In 1989, Mark Hamilton and Tim Wheeler, two thirteen year olds in Belfast, begged their parents to buy them guitars. They honed their skills daily and when they got good enough, they formed a band. They spent all of their free hours after school playing death metal riffs at decibels imperceptible to the human ear. They called themselves Vietnam (and sounded just as chaotic) and they were determined to be the next Megadeth. Lucky for us, the teenage mind is easily swayed. Had they stuck to that lofty goal, they never would have evolved into the hitmakers they are today- a band known as Ash.
So, maybe the desire to front a metal act was the driving force behind Ash’s humble beginnings, but the outgrowth of it is anything but ridiculous and past its prime. As Mark and Tim matured, (and gained a drummer in Rick McMurray, a school mate a year ahead who scoffed at their feeble attempts at glam glory and stepped in to show them what a real band was made of), their true musical genius became apparent to those around them and they were soon an all out teenage phenomenon. Their debut mini album Trailer (September ’95) drew so much interest that soon, the boys were flying to London and being fawned over by labels and press alike. These eager 17 year olds were soon after recording what would be their breakthrough LP, the timeless piece of pop that is 1977, (June ’96), aptly titled to represent both the year of Tim and Mark’s birth and the release year of Star Wars- an obsession shared by the band. 1977 stands firm as an embodiment of all that is youth- lust, love, frustration, and mischief. The record also marked Ash’s first stateside visit, underscored by the single “Girl from Mars”, a romantic ditty about being in love with an alien, or at least a chick who seems to be a space cadet. Fresh in their place as media darlings and chart toppers, Ash soon grew tired of this life and the ups and downs that came along with it. Drama ensued.

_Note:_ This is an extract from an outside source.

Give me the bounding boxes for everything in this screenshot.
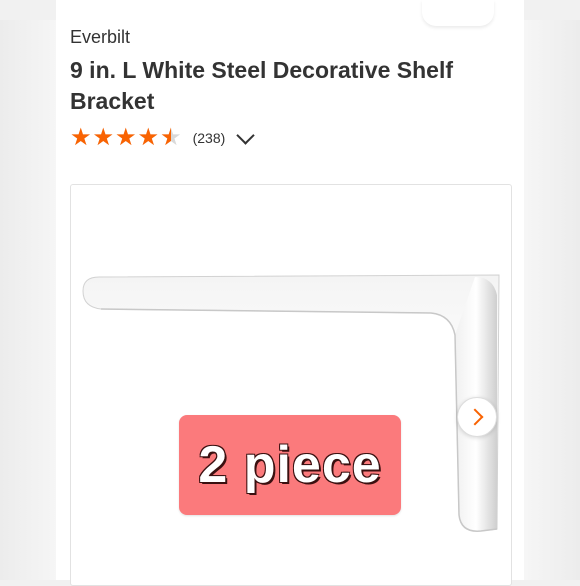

Addictions, arguments, arrests, even a full on breakdown here and there. A second guitarist, Charlotte Hatherley, (gasp, a girl!) was added. Out of this period came their sophomore effort, 1999’s Nu-Clear Sounds, which showcased this all new Ash- edgier, raw, and full of angst. The “new” Ash wasn’t received as warmly as they had expected. However, fate works in mysterious ways. And so it was that in April 2001, Infectious Records released Free All Angels in the UK, an album that went on to become one of the biggest of the past year. With Free All Angels, Ash has certainly risen out of the proverbial “ashes” and proven that they still have it in them. Gone is the naivete of 1977, and in it’s place, a mature look at the past, written in the form of some of the catchiest tunes you’ve ever heard. The NME raves, “There hasn’t been a more consistently electrifying rock album since Definitely Maybe.” In fact, the LP’s smash hit “Burn Baby Burn” has earned the band accolades galore, including both an NME Brat Award and Q “Single Of The Year” honors. Not to mention, found itself in a cushy spot in many a top ten list throughout the Western Hemisphere and a most recent nomination for Tim Wheeler for the prestigious Ivor Novello songwriter award in the UK.

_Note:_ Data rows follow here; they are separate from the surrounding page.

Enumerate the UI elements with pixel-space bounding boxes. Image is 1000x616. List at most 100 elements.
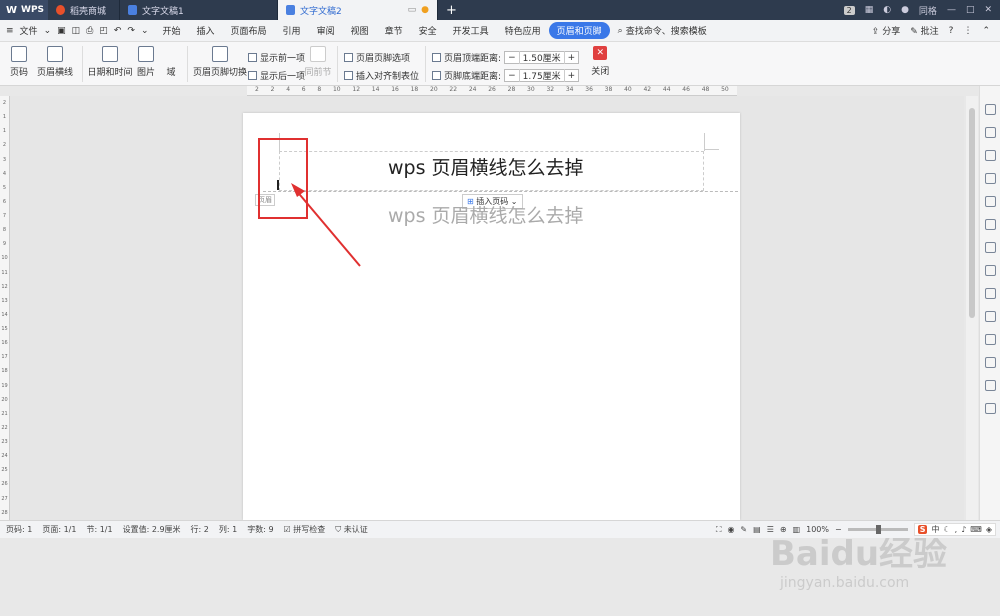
body-text[interactable]: wps 页眉横线怎么去掉	[388, 201, 584, 228]
user-avatar[interactable]: ●	[901, 5, 909, 15]
mic-icon[interactable]: ♪	[961, 525, 966, 534]
increment-button[interactable]: +	[565, 71, 579, 81]
user-name[interactable]: 同格	[919, 4, 937, 17]
close-window-icon[interactable]: ✕	[984, 5, 992, 15]
show-prev-button[interactable]: 显示前一项	[248, 51, 305, 64]
cursor-icon[interactable]	[984, 127, 996, 138]
help-icon[interactable]	[984, 403, 996, 414]
tab-document-1[interactable]: 文字文稿1	[120, 0, 278, 20]
image-icon[interactable]	[984, 334, 996, 345]
comma-icon[interactable]: ,	[955, 525, 958, 534]
status-page-number[interactable]: 页码: 1	[6, 524, 32, 535]
decrement-button[interactable]: −	[505, 71, 519, 81]
print-icon[interactable]: ⎙	[86, 26, 93, 36]
header-top-spinner[interactable]: − 1.50厘米 +	[504, 51, 580, 64]
same-as-previous-button[interactable]: 同前节	[305, 42, 332, 86]
status-pages[interactable]: 页面: 1/1	[42, 524, 76, 535]
share-button[interactable]: ⇪ 分享	[872, 24, 900, 37]
share-icon[interactable]	[984, 265, 996, 276]
zoom-knob[interactable]	[875, 525, 881, 534]
status-section[interactable]: 节: 1/1	[86, 524, 112, 535]
backup-icon[interactable]	[984, 357, 996, 368]
translate-icon[interactable]	[984, 288, 996, 299]
header-footer-options-button[interactable]: 页眉页脚选项	[344, 51, 419, 64]
redo-icon[interactable]: ↷	[127, 26, 135, 36]
document-page[interactable]: wps 页眉横线怎么去掉 页眉 ⊞ 插入页码 ⌄ wps 页眉横线怎么去掉	[243, 113, 740, 520]
template-icon[interactable]	[984, 311, 996, 322]
zoom-slider[interactable]	[847, 525, 908, 534]
zoom-out-icon[interactable]: −	[835, 525, 842, 534]
tab-docer-store[interactable]: 稻壳商城	[48, 0, 120, 20]
keyboard-icon[interactable]: ⌨	[970, 525, 982, 534]
spell-check-button[interactable]: ☑ 拼写检查	[284, 524, 326, 535]
tool-icon[interactable]	[984, 196, 996, 207]
footer-bottom-value[interactable]: 1.75厘米	[518, 69, 565, 82]
more-options-icon[interactable]: ⋮	[963, 26, 972, 36]
command-search[interactable]: ⌕ 查找命令、搜索模板	[610, 24, 707, 38]
menu-security[interactable]: 安全	[411, 24, 445, 37]
page-view-icon[interactable]: ▤	[753, 525, 761, 534]
help-icon[interactable]: ?	[949, 26, 954, 36]
scroll-thumb[interactable]	[969, 108, 975, 318]
pen-icon[interactable]	[984, 104, 996, 115]
header-line-button[interactable]: 页眉横线	[34, 42, 76, 86]
export-pdf-icon[interactable]: ◫	[72, 26, 81, 36]
header-text[interactable]: wps 页眉横线怎么去掉	[388, 153, 584, 180]
tab-document-2[interactable]: 文字文稿2 ▭ ●	[278, 0, 438, 20]
ime-language[interactable]: 中	[931, 524, 939, 535]
collapse-ribbon-icon[interactable]: ⌃	[982, 26, 990, 36]
decrement-button[interactable]: −	[505, 53, 519, 63]
menu-chapter[interactable]: 章节	[377, 24, 411, 37]
focus-mode-icon[interactable]: ⛶	[716, 525, 722, 535]
vertical-scrollbar[interactable]	[966, 96, 978, 520]
insert-align-tab-button[interactable]: 插入对齐制表位	[344, 69, 419, 82]
minimize-icon[interactable]: —	[947, 5, 956, 15]
menu-special[interactable]: 特色应用	[497, 24, 549, 37]
menu-page-layout[interactable]: 页面布局	[223, 24, 275, 37]
input-method-bar[interactable]: S 中 ☾ , ♪ ⌨ ◈	[913, 523, 996, 536]
print-preview-icon[interactable]: ◰	[99, 26, 108, 36]
close-header-footer-button[interactable]: ✕ 关闭	[585, 42, 615, 86]
undo-icon[interactable]: ↶	[114, 26, 122, 36]
field-button[interactable]: 域	[161, 42, 181, 86]
eye-icon[interactable]: ◉	[727, 525, 734, 534]
status-word-count[interactable]: 字数: 9	[247, 524, 273, 535]
header-top-value[interactable]: 1.50厘米	[518, 51, 565, 64]
menu-reference[interactable]: 引用	[275, 24, 309, 37]
status-setting[interactable]: 设置值: 2.9厘米	[123, 524, 181, 535]
save-icon[interactable]: ▣	[57, 26, 66, 36]
file-menu[interactable]: 文件	[20, 24, 38, 37]
picture-button[interactable]: 图片	[131, 42, 161, 86]
grid-icon[interactable]: ▦	[865, 5, 874, 15]
web-view-icon[interactable]: ⊕	[780, 525, 787, 534]
document-icon[interactable]	[984, 242, 996, 253]
maximize-icon[interactable]: □	[966, 5, 975, 15]
outline-view-icon[interactable]: ☰	[767, 525, 774, 534]
switch-header-footer-button[interactable]: 页眉页脚切换	[193, 42, 247, 86]
cert-status[interactable]: ⛉ 未认证	[335, 524, 368, 535]
skin-icon[interactable]: ◈	[986, 525, 992, 534]
vertical-ruler[interactable]: 2 1 1 2 3 4 5 6 7 8 9 10 11 12 13 14 15 16 17 18 19 20 21 22 23 2…	[0, 96, 10, 520]
table-icon[interactable]	[984, 173, 996, 184]
zoom-level[interactable]: 100%	[806, 525, 829, 534]
more-icon[interactable]: ⌄	[141, 26, 149, 36]
page-number-button[interactable]: 页码	[4, 42, 34, 86]
skin-icon[interactable]: ◐	[883, 5, 891, 15]
horizontal-ruler[interactable]: 2 2 4 6 8 10 12 14 16 18 20 22 24 26 28 30 32 34 36 38 40 42 4…	[247, 86, 737, 96]
settings-sliders-icon[interactable]	[984, 219, 996, 230]
menu-view[interactable]: 视图	[343, 24, 377, 37]
menu-header-footer[interactable]: 页眉和页脚	[548, 22, 610, 39]
comment-button[interactable]: ✎ 批注	[910, 24, 938, 37]
show-next-button[interactable]: 显示后一项	[248, 69, 305, 82]
increment-button[interactable]: +	[565, 53, 579, 63]
menu-start[interactable]: 开始	[155, 24, 189, 37]
hamburger-icon[interactable]: ≡	[6, 26, 14, 36]
menu-insert[interactable]: 插入	[189, 24, 223, 37]
footer-bottom-spinner[interactable]: − 1.75厘米 +	[504, 69, 580, 82]
history-icon[interactable]	[984, 380, 996, 391]
read-mode-icon[interactable]: ▥	[793, 525, 801, 534]
pen-mode-icon[interactable]: ✎	[740, 525, 747, 534]
date-time-button[interactable]: 日期和时间	[88, 42, 133, 86]
shapes-icon[interactable]	[984, 150, 996, 161]
new-tab-button[interactable]: +	[438, 3, 465, 18]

Free All Angels is chock full of gems, each a refreshingly catchy single you’ll find yourself singing in the shower. Inspirational insights, such as “Candy”, and pop masterpiece, ‘Sometimes’, boast lush strings and yearning lyrics- a departure for this band. But Ash even make a brief return to their pre-1977 full-on-power-pop roots with crowd pleasers like the sexy “Submission” and rocker “World Domination.” And now, the band seems more poised than ever to break into the nu-metal and kiddie pop dominated world of American music. A handful of recent U.S shows, including a successful SXSW date and two sold out nights at NYC’s Bowery Ballroom indicate that something’s definitely brewing.